The company serves public and private customers, with Rubrik CEO Bipul Sinha telling GovTech that 10 or more state governments use its platform.
The CISO Advisory Board will aim to “design best practices for combatting ransomware,” “advance innovation in cybersecurity” and help customers improve their cybersecurity postures, according to an announcement shared with GovTech. Krebs said that can include trying to understand what it takes to make cybersecurity solutions easier for different customer bases to use.
As chair of the board, Krebs will aim to recruit CISOs from critical infrastructure, financial services, health care and other sectors, per the announcement. Krebs did not guarantee that state and local government CISOs will be included but told GovTech that the board aims to get “the full spectrum of insight into the threat environment and product space” to help it meet the needs of both the public and private sectors.
RANSOMWARE RESILIENCE AND DATA RECOVERY
No one solution or strategy will keep an organization safe, and public and private entities need to layer on various kinds of defense and resiliency measures to reduce their risks.
Organizations can currently find a flurry of solutions available to help with areas like identity authentication and privilege access management — all important parts of ransomware defense — but fewer ones focused on helping them recover data should they fall victim, Krebs said.
“That is the last thing everybody talks about — ‘Oh, yeah, make sure you’ve got backups and the tapes and cold storage somewhere’ — that’s really the extent of the conversation,” Krebs said.
But those backups need to be secured against ransomware actors who may target them, in addition to victims’ primary systems.
“If they attack your backup system, then they really have you under control,” Sinha said.
Rubrik takes aim at the issue, in part by offering a solution for creating “immutable” backups, which cannot be updated, changed or deleted. This is intended to prevent hackers from encrypting or destroying that backup data, so that victims have something to turn to when trying to restore systems.
Of course, public agencies will have additional concerns to address as well. Boston CISO Greg McCarthy previously said that even those able to restore from backups may feel pressured to pay extortion to stop ransomware actors from leaking sensitive resident information.
DIGITAL TWINS AND OPERATIONAL TECHNOLOGY
Discussing the ransomware space, Krebs noted that operational technology-heavy industries like manufacturing can face particular challenges.
Updating and patching are another essential part of defending against cyber attackers, reducing the number of vulnerabilities that hackers might exploit. But these industries often cannot afford to take their systems offline for long, making it difficult to schedule updates.

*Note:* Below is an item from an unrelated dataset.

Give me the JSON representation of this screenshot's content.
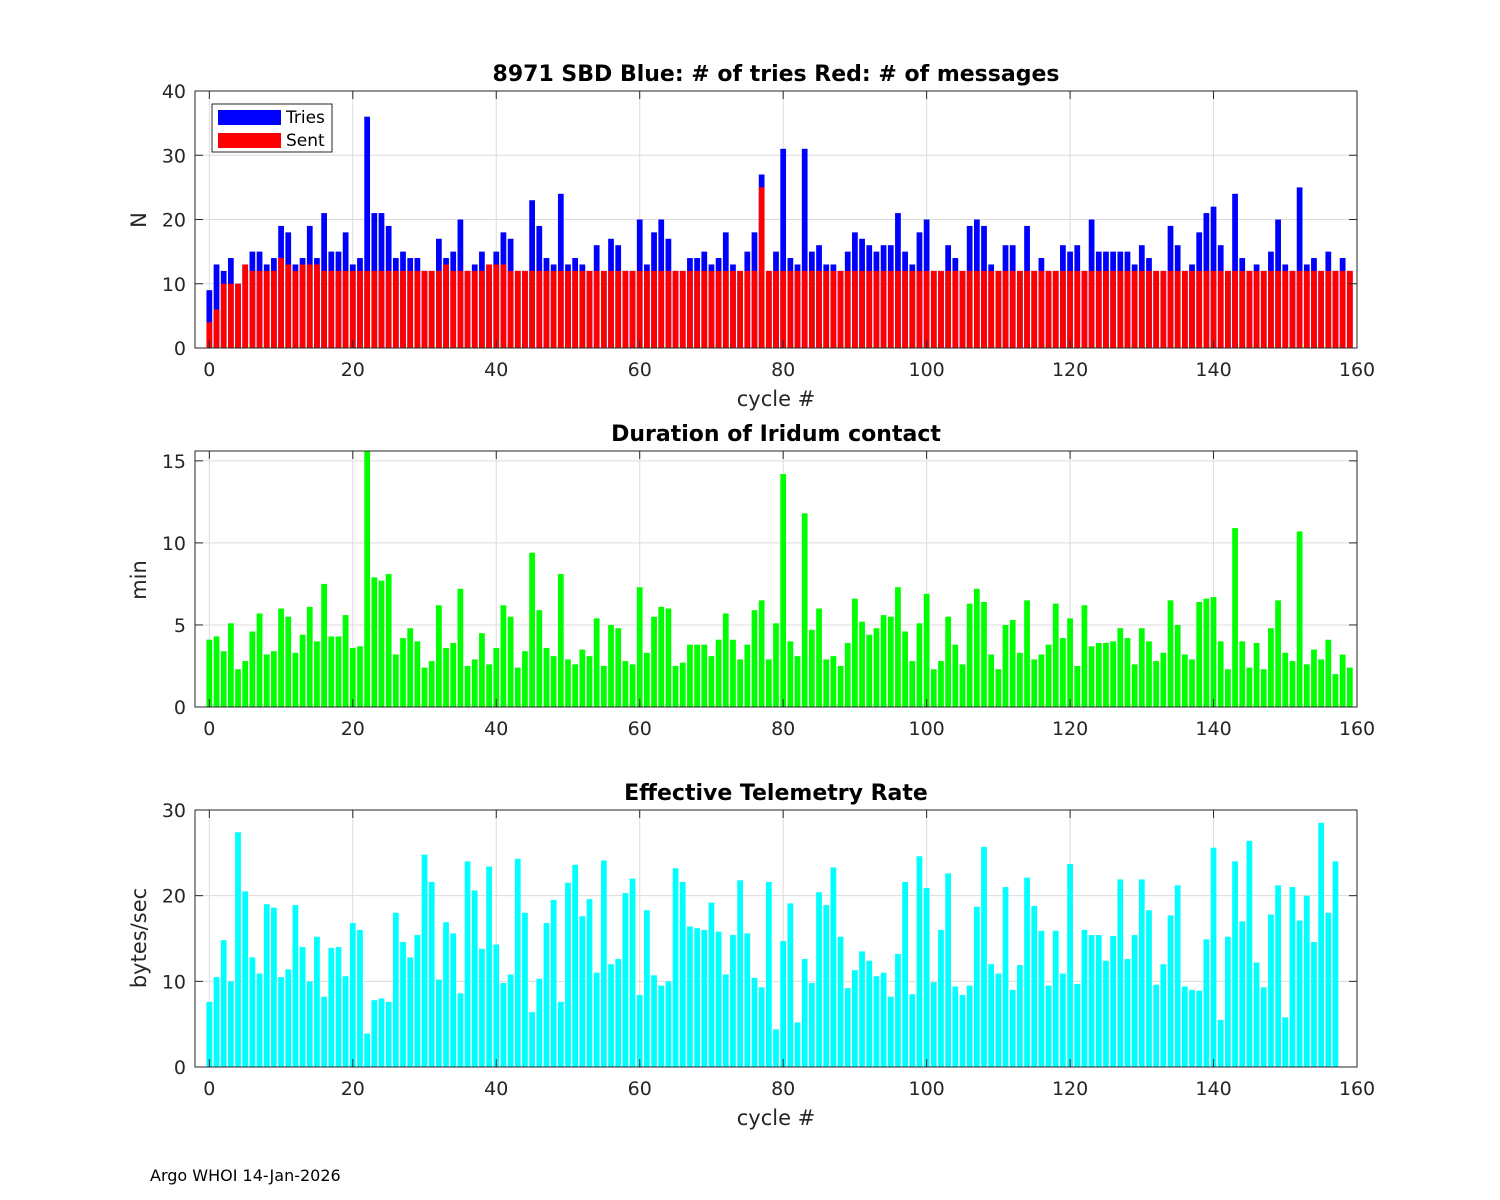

Digital twins can help ease this pain, however. Organizations can practice the updating process on a virtual replica of their systems, allowing them to troubleshoot first and catch potential issues before then working with their actual systems, Krebs said.
“The digital twins environment gives you the ability to test all of that in a protected production environment — or quasi production environment — to ensure that everything works,” Krebs said. “If you get the equivalent of the blue screen and death, well, you can go back and you can check your math [and] you can run it again.”